諸元
全 長 20000mm(Mc、M’、T車) 20500mm(Ts車)
全 幅 2900mm
全 高 4070mm
主電動機 MT61形式(120kw)
制御方式 直並列抵抗制御方式、弱め界磁制御方式、界磁添加励磁制御方式
制動方式 電気指令式空気ブレーキ方式(回生ブレーキ、抑速ブレーキ付き)
動力台車 DT56C形式 不随台車 TR241A形式
車内設備など
座 席 クロスシート
乗降扉 片側2扉
トイレ あり
東海道本線東京口の混雑緩和に対処するため、ロングシート車の投入やATS-P型保安装置導入による列車増発などを行ってきましたが、東京駅から50~80km圏の遠距離利用者の着席サービス、速達化図るサービスを実施する事となり、平成4年に215系が登場しました。

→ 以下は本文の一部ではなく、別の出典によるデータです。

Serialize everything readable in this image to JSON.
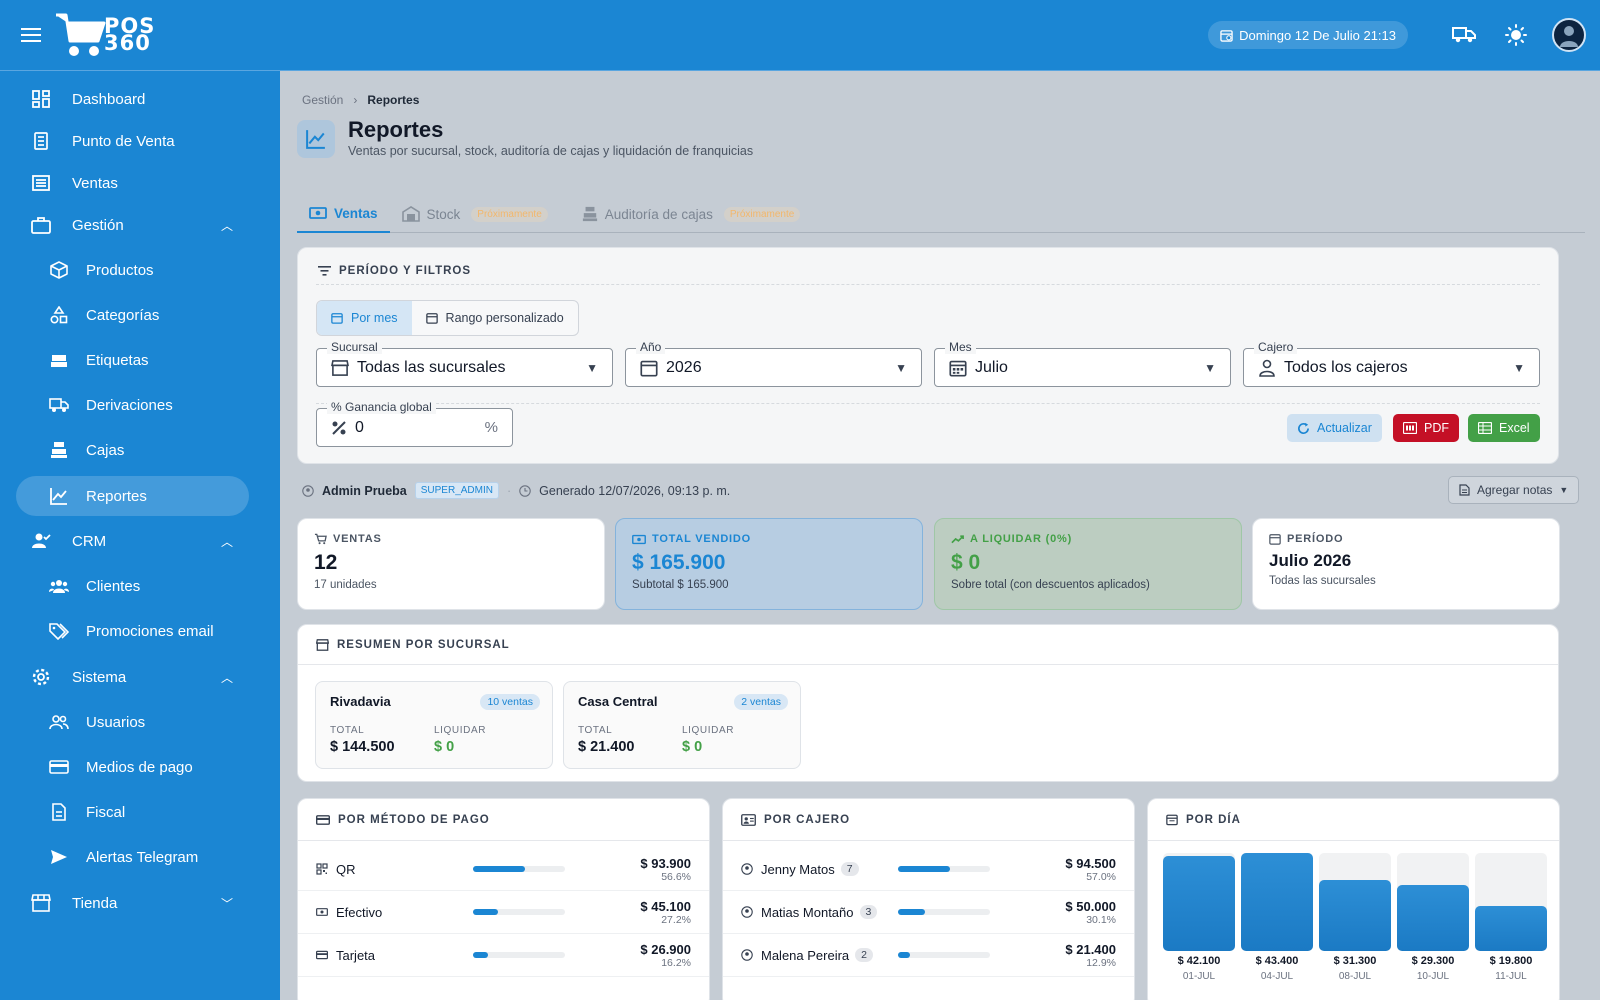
{
  "app": {
    "logo_text_1": "POS",
    "logo_text_2": "360"
  },
  "topbar": {
    "date": "Domingo 12 De Julio 21:13"
  },
  "sidebar": {
    "items": [
      {
        "label": "Dashboard",
        "icon": "dashboard-icon"
      },
      {
        "label": "Punto de Venta",
        "icon": "pos-register-icon"
      },
      {
        "label": "Ventas",
        "icon": "receipt-icon"
      },
      {
        "label": "Gestión",
        "icon": "briefcase-icon"
      },
      {
        "label": "Productos",
        "icon": "cube-icon"
      },
      {
        "label": "Categorías",
        "icon": "category-icon"
      },
      {
        "label": "Etiquetas",
        "icon": "label-printer-icon"
      },
      {
        "label": "Derivaciones",
        "icon": "truck-icon"
      },
      {
        "label": "Cajas",
        "icon": "cash-register-icon"
      },
      {
        "label": "Reportes",
        "icon": "chart-line-icon"
      },
      {
        "label": "CRM",
        "icon": "crm-icon"
      },
      {
        "label": "Clientes",
        "icon": "group-icon"
      },
      {
        "label": "Promociones email",
        "icon": "tags-icon"
      },
      {
        "label": "Sistema",
        "icon": "gear-icon"
      },
      {
        "label": "Usuarios",
        "icon": "users-icon"
      },
      {
        "label": "Medios de pago",
        "icon": "credit-card-icon"
      },
      {
        "label": "Fiscal",
        "icon": "document-icon"
      },
      {
        "label": "Alertas Telegram",
        "icon": "send-icon"
      },
      {
        "label": "Tienda",
        "icon": "store-icon"
      }
    ]
  },
  "breadcrumb": {
    "parent": "Gestión",
    "current": "Reportes"
  },
  "page": {
    "title": "Reportes",
    "subtitle": "Ventas por sucursal, stock, auditoría de cajas y liquidación de franquicias"
  },
  "tabs": [
    {
      "label": "Ventas"
    },
    {
      "label": "Stock",
      "badge": "Próximamente"
    },
    {
      "label": "Auditoría de cajas",
      "badge": "Próximamente"
    }
  ],
  "filters": {
    "title": "PERÍODO Y FILTROS",
    "mode_month": "Por mes",
    "mode_range": "Rango personalizado",
    "branch_label": "Sucursal",
    "branch_value": "Todas las sucursales",
    "year_label": "Año",
    "year_value": "2026",
    "month_label": "Mes",
    "month_value": "Julio",
    "cashier_label": "Cajero",
    "cashier_value": "Todos los cajeros",
    "margin_label": "% Ganancia global",
    "margin_value": "0",
    "margin_suffix": "%",
    "refresh": "Actualizar",
    "pdf": "PDF",
    "excel": "Excel"
  },
  "meta": {
    "user": "Admin Prueba",
    "role": "SUPER_ADMIN",
    "generated": "Generado 12/07/2026, 09:13 p. m.",
    "notes": "Agregar notas"
  },
  "kpis": [
    {
      "label": "VENTAS",
      "value": "12",
      "sub": "17 unidades"
    },
    {
      "label": "TOTAL VENDIDO",
      "value": "$ 165.900",
      "sub": "Subtotal $ 165.900"
    },
    {
      "label": "A LIQUIDAR (0%)",
      "value": "$ 0",
      "sub": "Sobre total (con descuentos aplicados)"
    },
    {
      "label": "PERÍODO",
      "value": "Julio 2026",
      "sub": "Todas las sucursales"
    }
  ],
  "branches": {
    "title": "RESUMEN POR SUCURSAL",
    "total_label": "TOTAL",
    "liquidar_label": "LIQUIDAR",
    "items": [
      {
        "name": "Rivadavia",
        "badge": "10 ventas",
        "total": "$ 144.500",
        "liquidar": "$ 0"
      },
      {
        "name": "Casa Central",
        "badge": "2 ventas",
        "total": "$ 21.400",
        "liquidar": "$ 0"
      }
    ]
  },
  "payment": {
    "title": "POR MÉTODO DE PAGO",
    "rows": [
      {
        "name": "QR",
        "amount": "$ 93.900",
        "pct": "56.6%",
        "share": 0.566
      },
      {
        "name": "Efectivo",
        "amount": "$ 45.100",
        "pct": "27.2%",
        "share": 0.272
      },
      {
        "name": "Tarjeta",
        "amount": "$ 26.900",
        "pct": "16.2%",
        "share": 0.162
      }
    ]
  },
  "cashier": {
    "title": "POR CAJERO",
    "rows": [
      {
        "name": "Jenny Matos",
        "count": "7",
        "amount": "$ 94.500",
        "pct": "57.0%",
        "share": 0.57
      },
      {
        "name": "Matias Montaño",
        "count": "3",
        "amount": "$ 50.000",
        "pct": "30.1%",
        "share": 0.301
      },
      {
        "name": "Malena Pereira",
        "count": "2",
        "amount": "$ 21.400",
        "pct": "12.9%",
        "share": 0.129
      }
    ]
  },
  "daily": {
    "title": "POR DÍA",
    "days": [
      {
        "date": "01-JUL",
        "amount": "$ 42.100",
        "value": 42100
      },
      {
        "date": "04-JUL",
        "amount": "$ 43.400",
        "value": 43400
      },
      {
        "date": "08-JUL",
        "amount": "$ 31.300",
        "value": 31300
      },
      {
        "date": "10-JUL",
        "amount": "$ 29.300",
        "value": 29300
      },
      {
        "date": "11-JUL",
        "amount": "$ 19.800",
        "value": 19800
      }
    ]
  },
  "colors": {
    "primary": "#1b86d3",
    "success": "#43a047",
    "danger": "#c41026",
    "background": "#c5ccd4"
  }
}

着席数を増やすため先頭車を除き、全車2階建て構造としているのが最大の特徴です。(定員に立席は設定されていません。)運転最高速度を120km/hとし、ダイヤに余裕のある東海道貨物線を利用して目的を達成させるものとしました。
車体は軽量ステンレス車体、先頭部は普通鋼製で、211系で製作された2階建てグリーン車の構造を基本とし、415系で試作したクハ415-1901の使用実績をもとに設計されています。編成内容は4M6Tですが、両端に1ユニット(2M)を配し、中間を全て2階建ての不随車としたプッシュ・プル方式(動力集中方式)で、電車では珍しい採用例となっています。実現はしませんでしたが、付属編成5両編成も考えられており、15両編成での運転も計画されていました。
断面形状は限界一杯までの設計となっていますが、パンタグラフの折り畳み高さは低く抑えられており、中央本線の狭小トンネルでも走行が可能となっています。外観は幕板部をベージュ、2階窓廻りをダークグレー、乗降扉をあずき色としています。先頭部は白色で、非常用の観音開きの貫通扉はあずき色に塗装しています。
10両編成4本が製作されました。早朝、深夜は「湘南ライナー」、日中帯は快速「アクティー」に活躍、多くの利用者に人気を博しましたが、片側2扉構造など車体構造の問題、10両編成と東海道本線では短い編成である事などの理由で、乗降時間がかかり遅延が目立つようになってきました。平成13年に快速「アクティー」から引退し、湘南新宿ラインに活躍の場を移すも、車種統一で平成16年に運用が消滅。現在は平日は「湘南ライナー」などホームライナー系の運用のみ。休日は中央本線の「ホリデー快速ビューやまなし」などの臨時列車に活躍しています。なお、本系列は耐寒・耐雪構造が施されていないため、冬季期間中は「ホリデー快速ビューやまなし」は運休となっています。